Rencontre avec Laurent Gaudé qui signe Terrasses, une pièce chorale bouleversante sur les attentats de 2015. Avant la première à la Colline, l’auteur nous raconte la genèse de la pièce. 

Je ne sais pas si nous étions prêts à retraverser cette nuit-là. Prêts à replonger dans ces rues de l’est parisien qui, il y a huit ans, nous ont suspendus aux cris, à l’éclat des sirènes, et aux récits effroyables qui s’en échappèrent heure après heure. Le 13 novembre demeure pour bon nombre d’entre nous un lieu de tétanie, dont la seule évocation renvoie à des images indélébiles. Ainsi cette femme enceinte suspendue au mur du Bataclan et miraculeusement sauvée par deux futurs otages des terroristes. Ainsi les énormes impacts des balles dans la vitre d’un café qui témoignent de la violence guerrière des armes automatiques. Ainsi le mur de portraits des victimes, impérativement jeunes et familières. Ainsi la vidéo qui a suivi d’un des terroristes, barbare et ravi dans un désert syrien. Le 13 novembre demeure pour beaucoup d’entre nous un souvenir immédiat, avivé à chaque nouvel attentat. Mais huit ans sont passés et cette distance permet à Laurent Gaudé de signer aujourd’hui Terrasses, pièce chorale qui nous plonge au plus près des évènements, parmi des personnages de fiction, et dans des lieux qui ne sont pas nommés. Terrasses fait le choix de donner voix aux figures anonymes de cette nuit d’horreur : les victimes, mais aussi les policiers, ambulanciers, médecins. Peuple essentiel qui, écrit-il, « prend la vague », mais dont nous ignorons tout. Passant d’un individu à l’autre de cette écriture nerveuse et bondissante qui lui est propre, l’écrivain hisse un chœur de dizaines de figures qui s’entrecroisent et se font écho, courant, fuyant ou agonisant dans le chaos que Terrasses ordonne. Rarement Laurent Gaudé aura été aussi musical dans son écriture. Il va même jusqu’à reproduire l’écho des balles dans l’esprit des victimes : « Ils tirent, ils tirent. (…) Il y a des gens à terre. Que se passe-t-il ? Ils tirent, ils tirent encore. Cela ne s’arrête pas. » Les acteurs, nombreux et jeunes, pourront sans nul doute s’approprier ce texte et le porter de manière viscérale, tant le dramaturge a cherché à rejoindre la sidération et la peur qui ont régné au cours de cette nuit. À voir comment Denis Marleau, qui connaît bien l’écriture de Laurent Gaudé, restituera sur scène cette nuit enfiévrée que l’on vit comme l’on suivrait une caméra passant d’un champ de bataille à l’autre. 

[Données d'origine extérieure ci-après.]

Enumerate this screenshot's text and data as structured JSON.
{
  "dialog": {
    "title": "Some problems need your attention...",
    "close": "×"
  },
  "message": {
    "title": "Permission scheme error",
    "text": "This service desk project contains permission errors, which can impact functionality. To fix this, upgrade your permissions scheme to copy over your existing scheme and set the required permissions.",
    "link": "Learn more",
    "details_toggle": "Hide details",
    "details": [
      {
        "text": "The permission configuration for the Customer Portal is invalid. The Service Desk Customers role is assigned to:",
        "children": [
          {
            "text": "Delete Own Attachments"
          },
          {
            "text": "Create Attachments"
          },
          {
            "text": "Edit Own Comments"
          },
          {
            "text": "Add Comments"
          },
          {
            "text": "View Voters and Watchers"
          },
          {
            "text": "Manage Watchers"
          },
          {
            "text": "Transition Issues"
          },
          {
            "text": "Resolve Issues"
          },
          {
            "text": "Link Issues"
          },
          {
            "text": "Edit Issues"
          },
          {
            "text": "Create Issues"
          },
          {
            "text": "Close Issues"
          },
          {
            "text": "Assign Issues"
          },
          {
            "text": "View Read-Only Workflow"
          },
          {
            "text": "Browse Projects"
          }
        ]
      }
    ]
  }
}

Or, Terrasses s’ouvre sur une promesse d’amour, « J’ouvre les yeux. Je me dis que cette journée est belle puisque nous allons nous voir ce soir. ». Une jeune fille parle, elle se prépare à retrouver une autre jeune fille, qu’elle désire. A la fin du livre, elles s’embrasseront, comme le promet le sous-titre, « Notre baiser si longtemps retardé ». Entre les deux : l’irruption de la mort, des corps enchevêtrés, des adieux, des suffocations, des promesses, des tirs. L’écrivain a voulu que son livre commence et s’achève sur la promesse de l’amour, instaurant une circularité qui joue par allers-retours, leitmotivs, accélération et décélération. Gaudé est à l’écriture un maître des horloges, et c’est particulièrement frappant dans cette pièce. 

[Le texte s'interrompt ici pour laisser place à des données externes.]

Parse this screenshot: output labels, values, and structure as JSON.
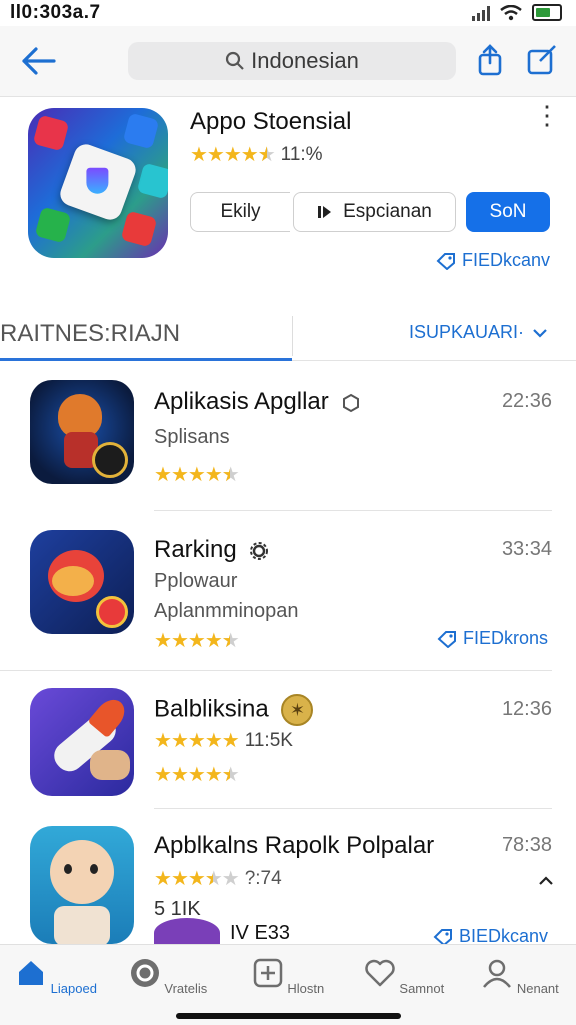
{
  "status": {
    "time": "ll0:303a.7"
  },
  "nav": {
    "search_text": "Indonesian"
  },
  "hero": {
    "title": "Appo Stoensial",
    "rating_text": "11:%",
    "btn_left": "Ekily",
    "btn_mid": "Espcianan",
    "btn_primary": "SoN",
    "link": "FIEDkcanv"
  },
  "tabs": {
    "left": "RAITNES:RIAJN",
    "right": "ISUPKAUARI·"
  },
  "list": [
    {
      "title": "Aplikasis Apgllar",
      "sub": "Splisans",
      "time": "22:36",
      "stars": 4.5
    },
    {
      "title": "Rarking",
      "sub": "Pplowaur",
      "sub2": "Aplanmminopan",
      "time": "33:34",
      "stars": 4.5,
      "link": "FIEDkrons"
    },
    {
      "title": "Balbliksina",
      "rating_text": "11:5K",
      "time": "12:36",
      "stars": 5,
      "stars2": 4.5
    },
    {
      "title": "Apblkalns Rapolk Polpalar",
      "rating_text": "?:74",
      "sub": "5 1IK",
      "time": "78:38",
      "stars": 3.5,
      "link": "BIEDkcanv",
      "foot": "IV E33"
    }
  ],
  "bottom": [
    {
      "label": "Liapoed",
      "icon": "home-icon",
      "active": true
    },
    {
      "label": "Vratelis",
      "icon": "record-icon"
    },
    {
      "label": "Hlostn",
      "icon": "add-box-icon"
    },
    {
      "label": "Samnot",
      "icon": "heart-icon"
    },
    {
      "label": "Nenant",
      "icon": "person-icon"
    }
  ],
  "colors": {
    "accent": "#1570e8",
    "star": "#f3b61c"
  }
}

À la fin du texte, une infirmière demande, « qu’est-ce qui nous consolera ? ». Ce texte devient de page en page, de scène en scène, un hymne à la solidarité. Si Terrasses n’est pas un cauchemar, sans doute est-ce par ces scènes qui rendent aux individus plongés dans la nuit, l’honneur d’avoir vécu et la beauté d’avoir tendu la main. 

Pourquoi vous lancer dans cette retraversée d’un évènement qui nous demeure aujourd’hui aussi familier que traumatique ? 

Cet évènement contient un certain nombre de thèmes et de trajectoires qui vibrent dans mon territoire personnel : la tragédie, la choralité, la question de la violence. Et bien sûr la question de la fraternité qui est en sous-texte, par un geste, par un regard…J’ai senti que ça allait me permettre de mettre en résonance des choses qui m’intéressaient avant, qui m’intéresseront après, comme la question du destin. L’autre raison est sans doute que je suis parisien, je suis né dans cette ville, j’y ai toujours vécu, et j’ai voulu saisir cette occasion pour savoir ce que cet évènement a déposé dans l’histoire de la ville. Écrire sur l’évènement, c’est décider qu’on va garder l’évènement, qu’il fera partie de notre vie. À chaque livre, je fais un choix de placer un évènement dans mon panthéon personnel. Mon geste est donc aussi une sorte d’hommage aux victimes, pour ne pas les oublier. 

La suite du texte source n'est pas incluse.